Alors la capitaine s’écria :

— Ah, comme ils sont heureux ceux qui regrettent leurs morts et versent des torrents de larmes sur les tombeaux !

Anna, les mains pressées contre son cœur, se rappelait la nuit d’hiver où elle avait juré sur son jeune amour de devenir la consolation et l’appui de cette pauvre famille. Son sacrifice n’était-il donc pas de ceux que Dieu accepte ? Mais, si elle allait jusqu’à l’extrême de l’abnégation, refuserait-il de bénir son œuvre ?

— Que faut-il donc pour que tu regrettes ton fils ? de manda-t-elle.

— Il faudrait que je n’en crusse plus le témoignage de mes propres yeux. Il faudrait… ah ! il faudrait que je fusse convaincue de ton amour !

La jeune fille se releva, les yeux brillants d’exaltation. Elle arracha son voile de mariée qu’elle étendit sur le tertre ; elle arracha sa couronne et la posa sur son voile.

— Regarde si je l’aimais ! s’écria-t-elle. Je lui offre ma couronne et mon voile. Je me marie à lui. Et jamais je n’appartiendrai à un autre.

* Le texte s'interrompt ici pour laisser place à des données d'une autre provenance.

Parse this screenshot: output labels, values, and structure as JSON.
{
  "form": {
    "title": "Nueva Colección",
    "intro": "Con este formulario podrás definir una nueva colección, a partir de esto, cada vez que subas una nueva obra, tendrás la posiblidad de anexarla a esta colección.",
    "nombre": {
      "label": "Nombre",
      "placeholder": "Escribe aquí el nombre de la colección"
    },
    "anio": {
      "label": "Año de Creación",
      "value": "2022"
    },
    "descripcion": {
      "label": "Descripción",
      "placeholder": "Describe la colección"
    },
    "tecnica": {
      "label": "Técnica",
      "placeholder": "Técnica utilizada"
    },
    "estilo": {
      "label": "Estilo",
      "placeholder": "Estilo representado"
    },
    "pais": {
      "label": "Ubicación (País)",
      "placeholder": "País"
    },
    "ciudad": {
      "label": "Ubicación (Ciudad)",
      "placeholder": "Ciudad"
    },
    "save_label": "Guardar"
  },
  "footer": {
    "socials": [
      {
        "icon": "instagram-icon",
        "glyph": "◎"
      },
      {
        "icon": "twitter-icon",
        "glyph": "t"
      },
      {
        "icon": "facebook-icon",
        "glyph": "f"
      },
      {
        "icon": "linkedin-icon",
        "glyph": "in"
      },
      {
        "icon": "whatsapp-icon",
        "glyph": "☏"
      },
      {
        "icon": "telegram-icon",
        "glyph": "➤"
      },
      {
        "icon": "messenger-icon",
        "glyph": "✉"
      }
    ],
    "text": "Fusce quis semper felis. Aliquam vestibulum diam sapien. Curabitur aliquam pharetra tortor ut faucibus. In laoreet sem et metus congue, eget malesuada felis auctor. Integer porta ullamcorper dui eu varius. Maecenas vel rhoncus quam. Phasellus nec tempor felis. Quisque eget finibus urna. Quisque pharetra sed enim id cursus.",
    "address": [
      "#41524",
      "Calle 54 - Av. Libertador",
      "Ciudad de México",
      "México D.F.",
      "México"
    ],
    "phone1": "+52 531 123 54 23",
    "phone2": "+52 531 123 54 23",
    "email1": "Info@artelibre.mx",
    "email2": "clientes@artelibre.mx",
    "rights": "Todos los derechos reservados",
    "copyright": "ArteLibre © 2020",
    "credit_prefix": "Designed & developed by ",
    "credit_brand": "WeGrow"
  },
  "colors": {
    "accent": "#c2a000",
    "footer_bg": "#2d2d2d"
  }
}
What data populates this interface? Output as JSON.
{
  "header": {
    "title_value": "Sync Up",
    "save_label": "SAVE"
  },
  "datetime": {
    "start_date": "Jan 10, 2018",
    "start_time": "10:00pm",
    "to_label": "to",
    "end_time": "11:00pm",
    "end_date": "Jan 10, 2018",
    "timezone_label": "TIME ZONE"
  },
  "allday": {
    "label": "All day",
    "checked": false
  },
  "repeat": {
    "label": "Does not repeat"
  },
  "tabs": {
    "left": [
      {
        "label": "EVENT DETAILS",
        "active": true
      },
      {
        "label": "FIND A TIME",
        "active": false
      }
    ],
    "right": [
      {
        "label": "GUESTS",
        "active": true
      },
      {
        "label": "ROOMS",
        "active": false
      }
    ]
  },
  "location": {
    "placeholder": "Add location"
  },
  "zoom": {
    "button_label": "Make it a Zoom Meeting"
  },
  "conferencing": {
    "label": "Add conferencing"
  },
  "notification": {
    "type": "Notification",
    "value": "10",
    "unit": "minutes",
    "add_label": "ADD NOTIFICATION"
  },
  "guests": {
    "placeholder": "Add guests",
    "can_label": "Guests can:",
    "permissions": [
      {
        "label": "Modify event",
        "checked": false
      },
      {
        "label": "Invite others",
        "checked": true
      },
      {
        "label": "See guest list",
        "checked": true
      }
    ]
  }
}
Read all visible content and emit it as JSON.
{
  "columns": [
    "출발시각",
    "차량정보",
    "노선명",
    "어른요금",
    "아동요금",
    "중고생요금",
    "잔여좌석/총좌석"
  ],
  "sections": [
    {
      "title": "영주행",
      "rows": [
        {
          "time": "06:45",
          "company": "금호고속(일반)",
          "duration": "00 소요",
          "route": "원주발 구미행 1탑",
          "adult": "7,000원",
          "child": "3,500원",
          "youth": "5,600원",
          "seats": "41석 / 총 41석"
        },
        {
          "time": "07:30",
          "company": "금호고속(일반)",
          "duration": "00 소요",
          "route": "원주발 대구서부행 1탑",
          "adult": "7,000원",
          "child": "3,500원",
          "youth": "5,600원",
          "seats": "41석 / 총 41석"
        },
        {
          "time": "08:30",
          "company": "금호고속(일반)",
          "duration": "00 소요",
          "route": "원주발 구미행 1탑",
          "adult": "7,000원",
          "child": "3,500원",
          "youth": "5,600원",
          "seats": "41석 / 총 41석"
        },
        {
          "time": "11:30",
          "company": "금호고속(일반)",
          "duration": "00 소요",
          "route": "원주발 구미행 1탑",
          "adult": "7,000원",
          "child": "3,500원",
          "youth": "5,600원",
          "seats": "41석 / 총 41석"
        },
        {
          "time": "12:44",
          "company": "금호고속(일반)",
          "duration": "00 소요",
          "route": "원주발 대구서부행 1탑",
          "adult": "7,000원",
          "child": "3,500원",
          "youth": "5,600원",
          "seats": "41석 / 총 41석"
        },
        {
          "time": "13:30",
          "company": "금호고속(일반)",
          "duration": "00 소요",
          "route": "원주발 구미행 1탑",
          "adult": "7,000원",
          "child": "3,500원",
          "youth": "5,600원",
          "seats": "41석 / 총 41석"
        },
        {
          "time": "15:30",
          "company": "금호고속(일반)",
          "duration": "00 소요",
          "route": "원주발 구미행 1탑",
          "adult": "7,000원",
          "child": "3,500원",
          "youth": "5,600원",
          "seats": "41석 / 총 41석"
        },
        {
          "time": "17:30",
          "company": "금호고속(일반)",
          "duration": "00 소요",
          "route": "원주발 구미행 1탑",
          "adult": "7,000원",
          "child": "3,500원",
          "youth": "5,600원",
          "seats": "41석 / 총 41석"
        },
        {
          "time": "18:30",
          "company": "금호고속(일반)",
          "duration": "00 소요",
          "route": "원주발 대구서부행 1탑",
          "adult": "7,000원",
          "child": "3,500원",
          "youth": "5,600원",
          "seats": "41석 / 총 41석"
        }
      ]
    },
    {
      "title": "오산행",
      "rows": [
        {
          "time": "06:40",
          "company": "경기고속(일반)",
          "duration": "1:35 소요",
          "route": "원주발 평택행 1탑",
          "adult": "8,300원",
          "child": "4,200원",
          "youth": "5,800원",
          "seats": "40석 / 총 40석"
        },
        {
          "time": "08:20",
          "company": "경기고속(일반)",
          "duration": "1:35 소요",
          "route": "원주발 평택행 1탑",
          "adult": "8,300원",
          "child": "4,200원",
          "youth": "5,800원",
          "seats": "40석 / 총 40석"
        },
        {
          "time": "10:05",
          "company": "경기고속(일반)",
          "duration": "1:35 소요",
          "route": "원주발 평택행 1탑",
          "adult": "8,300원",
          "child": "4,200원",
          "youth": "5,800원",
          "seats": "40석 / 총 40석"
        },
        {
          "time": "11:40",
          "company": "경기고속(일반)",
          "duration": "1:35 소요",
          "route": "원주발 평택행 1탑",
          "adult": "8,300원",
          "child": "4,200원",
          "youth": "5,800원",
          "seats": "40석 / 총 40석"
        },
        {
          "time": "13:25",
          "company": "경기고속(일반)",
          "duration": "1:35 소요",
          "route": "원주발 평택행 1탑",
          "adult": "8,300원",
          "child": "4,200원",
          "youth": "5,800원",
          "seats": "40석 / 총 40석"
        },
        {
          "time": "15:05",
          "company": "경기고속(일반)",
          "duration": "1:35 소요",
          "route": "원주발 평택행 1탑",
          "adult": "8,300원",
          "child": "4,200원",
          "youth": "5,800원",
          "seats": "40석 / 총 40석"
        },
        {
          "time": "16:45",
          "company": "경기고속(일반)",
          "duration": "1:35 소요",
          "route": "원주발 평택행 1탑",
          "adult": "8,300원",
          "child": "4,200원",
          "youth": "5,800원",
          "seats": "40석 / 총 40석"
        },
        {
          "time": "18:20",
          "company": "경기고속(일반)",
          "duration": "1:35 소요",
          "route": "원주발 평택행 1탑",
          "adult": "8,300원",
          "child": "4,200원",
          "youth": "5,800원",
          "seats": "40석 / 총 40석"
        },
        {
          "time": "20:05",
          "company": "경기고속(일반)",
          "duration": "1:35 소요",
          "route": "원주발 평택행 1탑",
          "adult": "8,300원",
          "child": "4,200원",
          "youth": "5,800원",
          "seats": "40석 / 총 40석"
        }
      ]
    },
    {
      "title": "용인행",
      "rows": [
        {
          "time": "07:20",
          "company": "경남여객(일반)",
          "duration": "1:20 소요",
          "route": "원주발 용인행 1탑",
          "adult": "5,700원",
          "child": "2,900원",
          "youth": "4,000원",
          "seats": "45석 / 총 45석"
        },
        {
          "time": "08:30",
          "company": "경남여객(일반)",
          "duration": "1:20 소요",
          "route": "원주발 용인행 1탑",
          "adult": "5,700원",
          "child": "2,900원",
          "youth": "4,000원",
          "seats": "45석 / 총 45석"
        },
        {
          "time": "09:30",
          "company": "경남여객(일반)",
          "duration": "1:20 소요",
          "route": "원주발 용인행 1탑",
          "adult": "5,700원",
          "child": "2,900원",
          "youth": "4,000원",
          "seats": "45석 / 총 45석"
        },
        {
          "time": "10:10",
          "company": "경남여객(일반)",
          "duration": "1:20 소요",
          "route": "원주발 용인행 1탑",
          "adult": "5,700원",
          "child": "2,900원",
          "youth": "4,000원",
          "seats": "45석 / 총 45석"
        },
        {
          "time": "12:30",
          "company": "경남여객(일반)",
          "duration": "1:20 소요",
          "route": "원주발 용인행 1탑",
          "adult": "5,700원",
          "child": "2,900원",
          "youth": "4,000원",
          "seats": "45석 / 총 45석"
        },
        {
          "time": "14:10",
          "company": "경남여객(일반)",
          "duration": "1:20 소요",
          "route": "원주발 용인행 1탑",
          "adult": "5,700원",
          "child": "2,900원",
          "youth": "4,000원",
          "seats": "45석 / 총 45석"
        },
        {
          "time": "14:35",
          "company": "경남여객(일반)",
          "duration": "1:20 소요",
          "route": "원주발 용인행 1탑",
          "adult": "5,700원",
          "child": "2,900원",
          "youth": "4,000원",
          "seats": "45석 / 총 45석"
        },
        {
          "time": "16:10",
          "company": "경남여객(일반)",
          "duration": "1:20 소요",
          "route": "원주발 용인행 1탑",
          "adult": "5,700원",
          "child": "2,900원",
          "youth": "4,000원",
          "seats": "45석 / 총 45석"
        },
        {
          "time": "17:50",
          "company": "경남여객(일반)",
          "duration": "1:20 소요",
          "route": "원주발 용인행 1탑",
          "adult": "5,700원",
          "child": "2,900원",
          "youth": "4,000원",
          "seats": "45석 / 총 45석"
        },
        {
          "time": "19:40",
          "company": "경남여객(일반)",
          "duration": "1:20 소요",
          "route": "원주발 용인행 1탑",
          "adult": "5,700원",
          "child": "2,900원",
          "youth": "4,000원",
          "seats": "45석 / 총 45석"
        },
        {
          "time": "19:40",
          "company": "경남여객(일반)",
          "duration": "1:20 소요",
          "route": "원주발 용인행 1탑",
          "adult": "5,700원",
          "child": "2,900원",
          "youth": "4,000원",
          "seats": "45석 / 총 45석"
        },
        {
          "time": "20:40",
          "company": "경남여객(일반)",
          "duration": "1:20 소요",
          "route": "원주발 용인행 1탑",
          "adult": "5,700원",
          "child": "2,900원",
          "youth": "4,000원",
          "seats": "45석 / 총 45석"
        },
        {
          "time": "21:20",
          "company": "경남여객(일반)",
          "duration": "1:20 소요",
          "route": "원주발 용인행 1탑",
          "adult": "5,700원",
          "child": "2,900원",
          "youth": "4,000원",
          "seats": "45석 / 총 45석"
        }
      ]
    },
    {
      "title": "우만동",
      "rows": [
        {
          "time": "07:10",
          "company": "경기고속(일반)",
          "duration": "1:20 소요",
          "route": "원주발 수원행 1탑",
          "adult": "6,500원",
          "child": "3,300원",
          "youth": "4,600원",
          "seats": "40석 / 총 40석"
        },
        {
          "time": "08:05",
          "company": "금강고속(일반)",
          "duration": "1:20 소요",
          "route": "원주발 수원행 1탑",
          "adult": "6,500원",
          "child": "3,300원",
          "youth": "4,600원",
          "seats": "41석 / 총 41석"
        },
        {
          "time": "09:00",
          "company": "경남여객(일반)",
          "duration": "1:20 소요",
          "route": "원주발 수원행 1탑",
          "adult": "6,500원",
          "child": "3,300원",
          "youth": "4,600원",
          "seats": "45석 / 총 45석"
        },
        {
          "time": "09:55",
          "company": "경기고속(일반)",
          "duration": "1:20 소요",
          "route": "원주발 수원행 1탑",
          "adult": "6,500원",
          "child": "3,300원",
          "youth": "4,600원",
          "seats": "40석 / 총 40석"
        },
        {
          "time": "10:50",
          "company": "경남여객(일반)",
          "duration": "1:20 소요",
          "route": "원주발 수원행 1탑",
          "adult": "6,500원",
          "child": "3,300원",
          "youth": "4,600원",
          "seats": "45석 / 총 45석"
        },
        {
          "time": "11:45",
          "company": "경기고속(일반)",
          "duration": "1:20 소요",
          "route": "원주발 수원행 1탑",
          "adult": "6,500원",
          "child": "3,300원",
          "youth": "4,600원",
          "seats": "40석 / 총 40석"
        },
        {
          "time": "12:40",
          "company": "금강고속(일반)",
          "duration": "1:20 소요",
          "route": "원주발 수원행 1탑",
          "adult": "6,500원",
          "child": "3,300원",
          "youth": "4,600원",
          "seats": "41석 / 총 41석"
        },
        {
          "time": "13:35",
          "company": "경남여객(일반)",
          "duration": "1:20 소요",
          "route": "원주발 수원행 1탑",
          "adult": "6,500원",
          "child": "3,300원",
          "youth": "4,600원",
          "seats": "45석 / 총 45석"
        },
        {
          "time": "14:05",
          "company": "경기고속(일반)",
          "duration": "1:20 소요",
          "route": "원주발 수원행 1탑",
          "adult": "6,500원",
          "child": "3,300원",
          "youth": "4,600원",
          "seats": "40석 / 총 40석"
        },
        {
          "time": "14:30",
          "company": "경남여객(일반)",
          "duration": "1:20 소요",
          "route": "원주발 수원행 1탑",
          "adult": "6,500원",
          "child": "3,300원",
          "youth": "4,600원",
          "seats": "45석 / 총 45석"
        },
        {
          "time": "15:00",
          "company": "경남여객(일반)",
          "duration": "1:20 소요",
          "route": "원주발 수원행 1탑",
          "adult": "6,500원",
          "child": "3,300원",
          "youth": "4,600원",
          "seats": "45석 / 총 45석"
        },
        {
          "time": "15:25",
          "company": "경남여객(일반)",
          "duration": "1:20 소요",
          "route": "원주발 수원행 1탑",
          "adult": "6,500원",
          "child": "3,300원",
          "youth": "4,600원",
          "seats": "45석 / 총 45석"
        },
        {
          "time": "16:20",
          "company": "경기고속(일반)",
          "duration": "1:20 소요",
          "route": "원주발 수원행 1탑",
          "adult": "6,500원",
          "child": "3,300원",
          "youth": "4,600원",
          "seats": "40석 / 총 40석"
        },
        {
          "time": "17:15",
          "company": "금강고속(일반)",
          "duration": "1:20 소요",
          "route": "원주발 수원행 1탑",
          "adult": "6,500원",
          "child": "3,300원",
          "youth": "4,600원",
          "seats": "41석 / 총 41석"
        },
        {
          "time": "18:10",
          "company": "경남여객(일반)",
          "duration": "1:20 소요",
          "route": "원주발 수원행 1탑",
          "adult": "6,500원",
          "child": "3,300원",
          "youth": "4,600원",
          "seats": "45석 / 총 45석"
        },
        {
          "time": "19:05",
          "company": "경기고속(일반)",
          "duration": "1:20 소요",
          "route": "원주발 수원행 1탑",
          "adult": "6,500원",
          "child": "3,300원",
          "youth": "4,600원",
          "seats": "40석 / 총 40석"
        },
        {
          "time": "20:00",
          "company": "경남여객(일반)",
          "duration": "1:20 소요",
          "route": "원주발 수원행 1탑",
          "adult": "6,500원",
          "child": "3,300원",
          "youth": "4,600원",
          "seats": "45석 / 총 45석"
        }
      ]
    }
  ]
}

La capitaine resta un instant muette ; puis tout son corps lut secoué de sanglots, et enfin ses larmes jaillirent, de vraies larmes, des larmes de douleur.

Et la mort frémit en voyant ces larmes : elle se laissa glisser au bas du mur où elle s’était accroupie et disparut entre les gerbes de blé dont les faisceaux s’alignaient dans les champs.